Читаем Ручьём серебряным к Байкалу полностью

И это слово, звучащее всё же не без ноток так нелюбимой им и всюду подозреваемой им за людьми патетики, неуместной декламации, фальши, неискренности, но, однако, звучащее по-особенному нежно, на подвздохе срыва почужевшего в великой тревожности голоса, не показалось прихотливому Льву каким-то поддельным, театральным, недостойным его Марии. Ему даже подумалось, что звучало оно и вовсе не из его уст, а – вроде бы с неба самого, или со стороны Байкала, или даже из каких-нибудь иных миров и высот. Его, как и не единожды раньше, поразили и восхитили глаза необычно, искромётно, впервые именно так, взглянувшей на него Марии. Да, она по-прежнему та же тоненькая, мальчиковатая, угловатая девушка; и рот её такой же большой, не очень-то красивый, и подбородок недооформленно островатый, и шея по-гусиному, смешно вытянутая. Однако что были глаза его Марии, эти её редкостные, невозможные глаза! Вроде бы тоже прежние: в голубоватой, наивной дымчатости отцовской, да внезапно проглянулась сквозь эту привычную поволоку – бездонность. Бездонность. Сама бездонность Вселенной! Именно так и подумал очарованный, но и предельно натянутый каждой жилкой сердца Лев. Страшная, страшная глубина, – въедчиво и упоенно уточнял он, как будто погружаясь в эту хотя и, по его ощущениям, страшную, но притягательную, необходимую ему глубину жизни и судьбы. И в глазах её, почувствовал он, что-то такое невероятное, что-то такое ярко и неудержимо новое начало жить с тех минут, как они оба вошли в дом. Но в особенности зримо глаза её стали изменяться с того мига, когда он напомнил ей, что любовь бывает крепче смерти, и произнёс во след сокровенное и преклоненное своё слово – «Любимая». Однако при всё при том, уже давно определил Лев, глаза её всё же невозможны для точного, исчерпывающего, внятного описания и объяснения. Когда-то они показались ему радугой – многоцветьем чувств, волнений, желаний; теперь же предстали перед ним глазами взрослого, просто молниеносно взрослеющего человека, глазами женщины, которая почувствовала или даже уже осознала, что перед ней – её судьба, а судьба – это не только жизнь во всём своём многообразии, но и неминуемо последующая за жизнью смерть.

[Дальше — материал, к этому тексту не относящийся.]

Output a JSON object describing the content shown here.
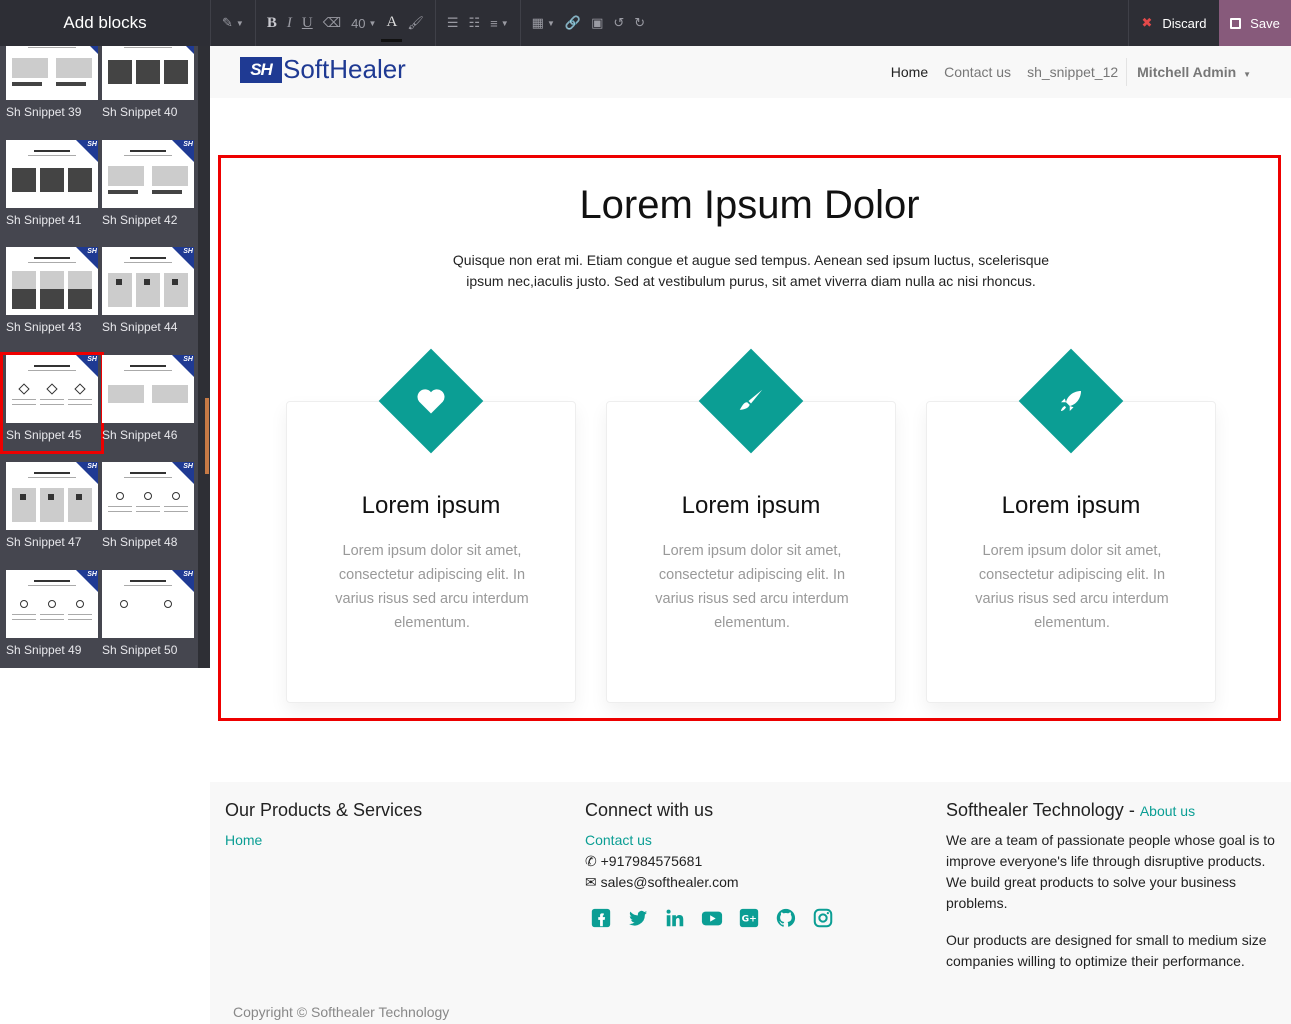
{
  "editor": {
    "panel_title": "Add blocks",
    "font_size": "40",
    "discard_label": "Discard",
    "save_label": "Save"
  },
  "snippets": [
    {
      "label": "Sh Snippet 39"
    },
    {
      "label": "Sh Snippet 40"
    },
    {
      "label": "Sh Snippet 41"
    },
    {
      "label": "Sh Snippet 42"
    },
    {
      "label": "Sh Snippet 43"
    },
    {
      "label": "Sh Snippet 44"
    },
    {
      "label": "Sh Snippet 45",
      "selected": true
    },
    {
      "label": "Sh Snippet 46"
    },
    {
      "label": "Sh Snippet 47"
    },
    {
      "label": "Sh Snippet 48"
    },
    {
      "label": "Sh Snippet 49"
    },
    {
      "label": "Sh Snippet 50"
    }
  ],
  "snippet_badge": "SH",
  "navbar": {
    "logo_mark": "SH",
    "logo_text": "SoftHealer",
    "links": [
      "Home",
      "Contact us",
      "sh_snippet_12"
    ],
    "user": "Mitchell Admin"
  },
  "section": {
    "title": "Lorem Ipsum Dolor",
    "description": "Quisque non erat mi. Etiam congue et augue sed tempus. Aenean sed ipsum luctus, scelerisque ipsum nec,iaculis justo. Sed at vestibulum purus, sit amet viverra diam nulla ac nisi rhoncus.",
    "accent_color": "#0b9e94",
    "cards": [
      {
        "icon": "heart-icon",
        "title": "Lorem ipsum",
        "text": "Lorem ipsum dolor sit amet, consectetur adipiscing elit. In varius risus sed arcu interdum elementum."
      },
      {
        "icon": "paint-brush-icon",
        "title": "Lorem ipsum",
        "text": "Lorem ipsum dolor sit amet, consectetur adipiscing elit. In varius risus sed arcu interdum elementum."
      },
      {
        "icon": "rocket-icon",
        "title": "Lorem ipsum",
        "text": "Lorem ipsum dolor sit amet, consectetur adipiscing elit. In varius risus sed arcu interdum elementum."
      }
    ]
  },
  "footer": {
    "products_title": "Our Products & Services",
    "products_link": "Home",
    "connect_title": "Connect with us",
    "connect_link": "Contact us",
    "phone": "+917984575681",
    "email": "sales@softhealer.com",
    "social_icons": [
      "facebook-icon",
      "twitter-icon",
      "linkedin-icon",
      "youtube-icon",
      "google-plus-icon",
      "github-icon",
      "instagram-icon"
    ],
    "company_title": "Softhealer Technology",
    "company_sep": "-",
    "about_link": "About us",
    "about_p1": "We are a team of passionate people whose goal is to improve everyone's life through disruptive products. We build great products to solve your business problems.",
    "about_p2": "Our products are designed for small to medium size companies willing to optimize their performance.",
    "copyright": "Copyright © Softhealer Technology"
  }
}
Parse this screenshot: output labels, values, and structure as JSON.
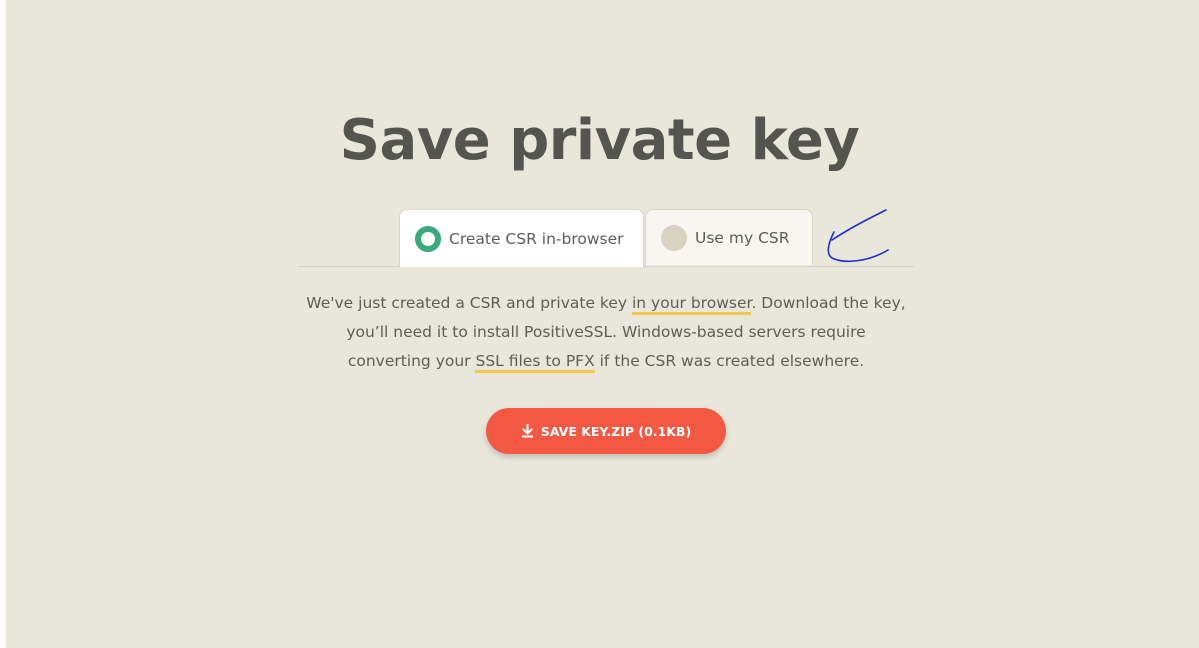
{
  "page": {
    "title": "Save private key"
  },
  "tabs": [
    {
      "label": "Create CSR in-browser",
      "selected": true
    },
    {
      "label": "Use my CSR",
      "selected": false
    }
  ],
  "description": {
    "line1_a": "We've just created a CSR and private key ",
    "line1_link": "in your browser",
    "line1_b": ". Download the key,",
    "line2": "you’ll need it to install PositiveSSL. Windows-based servers require",
    "line3_a": "converting your ",
    "line3_link": "SSL files to PFX",
    "line3_b": " if the CSR was created elsewhere."
  },
  "save_button": {
    "label": "SAVE KEY.ZIP (0.1KB)",
    "icon": "download-icon"
  },
  "colors": {
    "background": "#e9e7da",
    "accent_green": "#3aaa7e",
    "button_red": "#f35843",
    "highlight_yellow": "#f2c94c",
    "annotation_blue": "#1a2fd0"
  }
}
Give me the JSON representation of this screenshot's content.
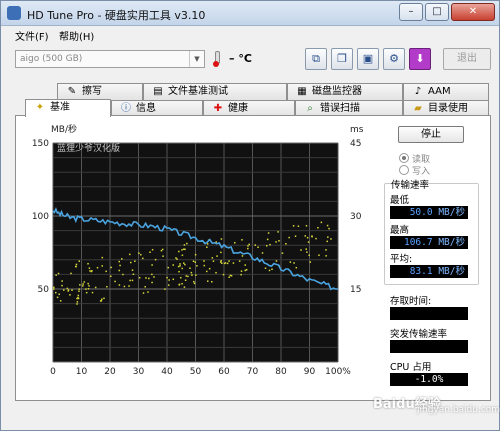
{
  "window": {
    "title": "HD Tune Pro - 硬盘实用工具 v3.10",
    "min_glyph": "–",
    "max_glyph": "□",
    "close_glyph": "✕"
  },
  "menu": [
    "文件(F)",
    "帮助(H)"
  ],
  "toolbar": {
    "drive": "aigo    (500 GB)",
    "temperature": "– °C",
    "exit_label": "退出"
  },
  "tabs_row1": [
    {
      "label": "擦写",
      "icon": "eraser-icon"
    },
    {
      "label": "文件基准测试",
      "icon": "file-benchmark-icon"
    },
    {
      "label": "磁盘监控器",
      "icon": "disk-monitor-icon"
    },
    {
      "label": "AAM",
      "icon": "speaker-icon"
    }
  ],
  "tabs_row2": [
    {
      "label": "基准",
      "icon": "lightbulb-icon",
      "active": true
    },
    {
      "label": "信息",
      "icon": "info-icon"
    },
    {
      "label": "健康",
      "icon": "red-cross-icon"
    },
    {
      "label": "错误扫描",
      "icon": "magnifier-icon"
    },
    {
      "label": "目录使用",
      "icon": "folder-icon"
    }
  ],
  "chart": {
    "watermark": "蓝狸少爷汉化版"
  },
  "chart_data": {
    "type": "line",
    "y_left_label": "MB/秒",
    "y_right_label": "ms",
    "y_left_ticks": [
      50,
      100,
      150
    ],
    "y_right_ticks": [
      15,
      30,
      45
    ],
    "y_left_range": [
      0,
      150
    ],
    "y_right_range": [
      0,
      45
    ],
    "x_ticks": [
      "0",
      "10",
      "20",
      "30",
      "40",
      "50",
      "60",
      "70",
      "80",
      "90",
      "100%"
    ],
    "x_range": [
      0,
      100
    ],
    "series": [
      {
        "kind": "transfer rate (line)",
        "color": "#4aa3df",
        "x": [
          0,
          3,
          6,
          10,
          15,
          20,
          25,
          30,
          35,
          40,
          45,
          50,
          55,
          60,
          65,
          70,
          75,
          80,
          85,
          90,
          95,
          100
        ],
        "y": [
          104,
          101,
          99,
          98,
          97,
          96,
          95,
          94,
          93,
          91,
          88,
          85,
          82,
          79,
          75,
          72,
          68,
          64,
          60,
          56,
          53,
          50
        ]
      },
      {
        "kind": "access time (scatter)",
        "color": "#d8d83a",
        "note": "yellow points between ~45 and ~90 MB/s scale"
      }
    ],
    "grid": true
  },
  "side": {
    "stop_label": "停止",
    "read_label": "读取",
    "write_label": "写入",
    "group_label": "传输速率",
    "min_label": "最低",
    "min_value": "50.0",
    "max_label": "最高",
    "max_value": "106.7",
    "avg_label": "平均:",
    "avg_value": "83.1",
    "unit": "MB/秒",
    "access_label": "存取时间:",
    "burst_label": "突发传输速率",
    "cpu_label": "CPU 占用",
    "cpu_value": "-1.0%"
  },
  "watermark": {
    "line1": "Baidu经验",
    "line2": "jingyan.baidu.com"
  }
}
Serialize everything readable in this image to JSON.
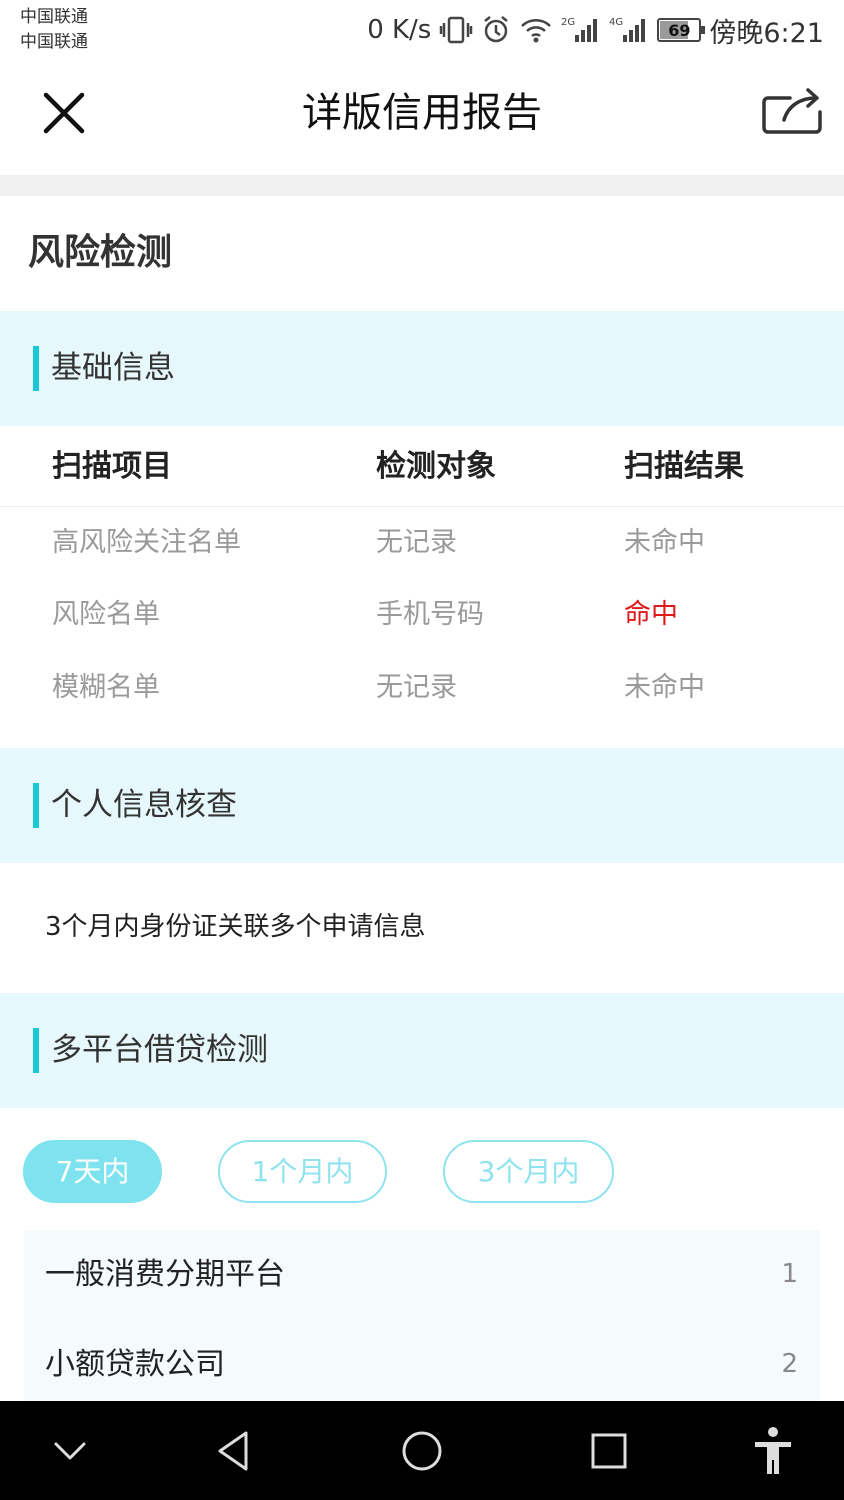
{
  "status_bar": {
    "carrier_1": "中国联通",
    "carrier_2": "中国联通",
    "net_speed": "0 K/s",
    "signal_1_label": "2G",
    "signal_2_label": "4G",
    "battery_level": "69",
    "time": "傍晚6:21"
  },
  "nav": {
    "title": "详版信用报告",
    "close_icon": "close-icon",
    "share_icon": "share-icon"
  },
  "page": {
    "title": "风险检测"
  },
  "basic_info": {
    "section_title": "基础信息",
    "headers": [
      "扫描项目",
      "检测对象",
      "扫描结果"
    ],
    "rows": [
      {
        "item": "高风险关注名单",
        "target": "无记录",
        "result": "未命中"
      },
      {
        "item": "风险名单",
        "target": "手机号码",
        "result": "命中"
      },
      {
        "item": "模糊名单",
        "target": "无记录",
        "result": "未命中"
      }
    ]
  },
  "personal_check": {
    "section_title": "个人信息核查",
    "text": "3个月内身份证关联多个申请信息"
  },
  "multi_platform": {
    "section_title": "多平台借贷检测",
    "tabs": [
      {
        "label": "7天内",
        "active": true
      },
      {
        "label": "1个月内",
        "active": false
      },
      {
        "label": "3个月内",
        "active": false
      }
    ],
    "platforms": [
      {
        "name": "一般消费分期平台",
        "count": "1"
      },
      {
        "name": "小额贷款公司",
        "count": "2"
      }
    ]
  },
  "colors": {
    "accent": "#1cc8d6",
    "section_bg": "#e6f8fb",
    "hit_red": "#e01a1a",
    "muted_text": "#9a9a9a"
  }
}
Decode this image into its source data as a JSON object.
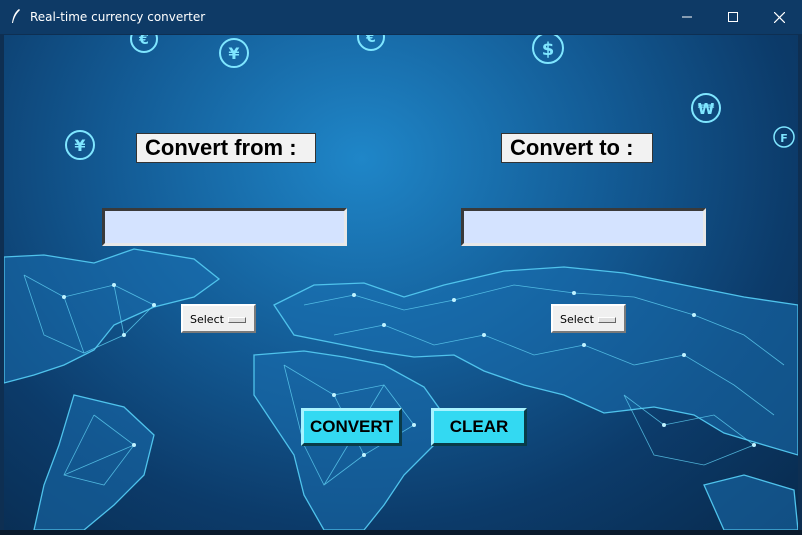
{
  "window": {
    "title": "Real-time currency converter"
  },
  "labels": {
    "from": "Convert from :",
    "to": "Convert to :"
  },
  "inputs": {
    "from_value": "",
    "to_value": ""
  },
  "selects": {
    "from_selected": "Select",
    "to_selected": "Select"
  },
  "buttons": {
    "convert": "CONVERT",
    "clear": "CLEAR"
  },
  "icons": {
    "window": [
      "app-feather-icon",
      "minimize-icon",
      "maximize-icon",
      "close-icon"
    ],
    "background": [
      "euro-coin-icon",
      "yen-coin-icon",
      "dollar-coin-icon",
      "won-coin-icon",
      "franc-coin-icon"
    ]
  },
  "colors": {
    "button_bg": "#33d9f2",
    "entry_bg": "#d4e3ff",
    "titlebar_bg": "#0e3a66",
    "network_line": "#4fc3ec"
  }
}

И хотя Мария построжела, напряглась вся перед Львом, вроде как, по его ощущениям, готовая что-то сказать, и, непременно, конечно же, как-то в своём духе значительно, весомо, по-взрослому сказать, однако ж никак, совсем никак не отозвалась его Мария, ни словом, ни полсловом, ни даже вздохом, ни движением единым ни единого пальчика, ни промельком полвзгляда на него. Он же не посмел допытываться: догадывался, да и понимал более-менее отчётливо, что она не умеет и не будет обманывать его, но и правды, наверное, покамест не способна сказать ему, совсем уже взрослому для неё, наверное, малопонятному ещё, сказать так ему, как надо: чтоб не обидеть, чтоб не совершить чего-нибудь непоправимого. Его Мария хотя и злоязычна и резка бывает, но она культурная девушка, она деликатнейший человек! Она его человек, а он её человек, и они должны и будут жалеть, щадить друг друга! Разве не так? Нужно, по всей видимости, время, ещё и ещё время, время совместной жизни, совместных дел, трудов, потерь, обретений, свершений и всего-всего под одной крышей, в одних стенах, и оно у них, несмотря ни на что, имеется, и даже в избытке, и даже в счастливом избытке, был уверен Лев.

Облако тем часом соскользнуло с солнца – по глазам нещадно ударило вспышками. Оба отвернулись от окна. Неспешно спустились на первый этаж. Уже немного скучая и томясь и испытывая неловкость друг перед другом, ещё походили по дому, без дела и надобности заглядывали в разные углы, в чуланчики, в погребки. Потом посидели за уроками, без видимого интереса, однако тщательно, добросовестно, на «пять» проштудировали темы по нескольким предметам. Попутно Лев поведал Марии, как позаботился он о том, чтобы она хотя и под чужим именем и дистанционно, без выезда в учебное заведение, но сдала выпускные экзамены за курс средней школы, правда, не той, пояснил он, школы, в которой она училась, а в другой, и даже расположенной в другом населённом пункте, и что следом, но тоже без выезда, под чужим именем, дистанционно, ей предстоят экзамены в ВУЗ и обучение в нём заочно в течение пяти лет. Уточнил в смущении, всматриваясь во всё более и более темнеющее сумрачностью лицо Марии, что после окончания ВУЗа документы будут выправлены на её настоящее имя и – будет полный порядок. Мария, не перебивая, в тяжёлом, глухом молчании выслушала Льва.

– Всех, значит, одарил? – после взаимного молчания спросила она сухо и отвернулась ото Льва демонстративно.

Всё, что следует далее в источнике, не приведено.